Un physique avenant, un sourire charmeur, une grande élégance et une assurance à toute épreuve, voilà qui fait de lui un parfait héros romantique. Pourtant, bien qu'il ait fréquemment eu des premiers rôles, dans de nombreux films des années 1960 puis, entre autres, dans Satyam Shivam Sundaram, déjà cité, où encore dans l’adorable Aa Gale Lag Jaa (souvent appelé Janitou en Algérie, d'après les premier mots de la principale chanson), histoire d’un père célibataire et gros succès en Algérie, ce sont les films où il sert de contre-point à Amitabh Bachchan qui le font entrer dans la mémoire collective.


Le compère d’Amitabh Bachchan



Les films en hindi ont toujours accordés beaucoup d’importance à l’amitié, et Shashi et Amitabh forment le couple d’amis (ou de frères) des années 1970 -1980.


Amitabh a le rôle du prolétaire viril, un peu en marge de la société, voir carrément délinquant. Shashi est un policier ou un ingénieur, un homme éduqué au charme plus doux. Bien souvent ils symbolisent l’alliance des classes contre les fléaux qui menacent l’Inde. Ainsi dans Kaala Patthar, sorte de Germinal indien, l’ingénieur et le mineur s’unissent contre les vilains capitalistes corrompus qui mettent en danger la vie des travailleurs. Même lorsqu’ils sont tous les deux des truands, le contraste entre leurs personnages (et leurs jeux, très différents, Shashi faisant plus dans la nuance, Amitabh dans l’intensité) fonctionne à peu près de la même manière. C’est toujours Amitabh qui a le premier rôle. Depuis une vingtaine d'année, Shashi connaît un regain de popularité parmi les amateurs de Bollywood à travers le monde. Il suffit de jeter un œil aux blogs consacrés à ce cinéma pour s’en apercevoir. Pour ma part, j'ai un faible pour le délirant Suhaag (chanson plus haut)

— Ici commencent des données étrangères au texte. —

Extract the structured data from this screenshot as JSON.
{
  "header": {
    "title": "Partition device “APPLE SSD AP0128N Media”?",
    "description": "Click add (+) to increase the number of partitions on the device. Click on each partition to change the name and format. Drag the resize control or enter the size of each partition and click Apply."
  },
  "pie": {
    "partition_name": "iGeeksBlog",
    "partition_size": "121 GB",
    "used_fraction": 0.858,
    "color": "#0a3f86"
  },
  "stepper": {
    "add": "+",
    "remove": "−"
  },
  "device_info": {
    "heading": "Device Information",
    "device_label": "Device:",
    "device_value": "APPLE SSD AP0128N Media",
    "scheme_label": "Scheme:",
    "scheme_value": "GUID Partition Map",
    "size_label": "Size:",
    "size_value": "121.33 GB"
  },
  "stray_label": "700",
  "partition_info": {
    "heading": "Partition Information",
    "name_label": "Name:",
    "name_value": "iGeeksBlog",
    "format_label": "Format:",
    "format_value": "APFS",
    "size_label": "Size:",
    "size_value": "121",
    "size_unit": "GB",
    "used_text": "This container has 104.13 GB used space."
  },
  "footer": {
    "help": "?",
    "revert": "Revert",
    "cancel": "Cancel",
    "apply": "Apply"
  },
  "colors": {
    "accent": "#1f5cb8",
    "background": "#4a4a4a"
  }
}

Parfois les deux personnages s’opposent, comme dans le magnifique Deewaar, tragédie de Yash Chopra sur le thème des frères ennemis, dans lequel il a une des répliques les plus connues du cinéma hindi. Le policier qu'il joue, et qui vit avec leur vieille mère se querelle avec Amitabh le ganster qui lui dit "j'ai des immeubles, des propriétés, de l'argent sur mon compte, une maison de campagne, une voiture, et toi, qu'as-tu donc ?" ; il répond "mere paas maa hai" : "moi, j'ai maman". Je découvre en faisant cette biographie que la scène est devenue un meme pour les hindiphones et que les parodies sont nombreuses sur Youtube.



C’est bien sûr à Amitabh qu’il fait appelle pour son unique réalisation, Ajooba (1991), film inspiré d’un conte des Milles et une nuits qui fut un échec commercial et critique.


Le producteur et acteur de film d’auteur



Ces succès permettent à Shashi d’investir dans un cinéma plus ambitieux. Il produit entre autre Junoon, qui traite de la difficile cohabitation d’une famille anglaise et de celle d’un aristocrate indien peu après la révolte des cipayes, et de la passion du nawab en question pour l’une des Anglaises, et Kalyug, adaptation contemporaine de l’épisode central du Mahabharata, la guerre des Pandava et des Kaurava. Il joue dans ces deux films, tous deux réalisés par Shyam Benegal.

L'autre gros avantage de ce genre de films, c'est qu'il n'a pas à danser. Malgré quelques tentatives pour imiter le danseur remarquable qu'était son frère Shammi, cela n'a jamais été son point fort (mais il est mignon quand même quand il essaie)  :



Après 1987, on ne le voit guère plus à l'écran. Il meurt en 2017 de maladie. Il laisse deux fils et une fille, qui ont tous les trois, sans grand succès, tenté leur chance au cinéma. C'est remarquable car le clan Kapoor s'opposait alors fermement à ce que les femmes de la famille fassent carrière comme actrices. L'un de ses fils, Karan Kapoor, trop blond pour percer à Bollywood, a connu un certain succès comme photographe.

Shashi Kapoor est l'un des deux seuls acteurs indiens dont la mort ait été mentionnée pendant une cérémonie des Oscars, lors de l'hommage aux personnalités décédées dans l'année.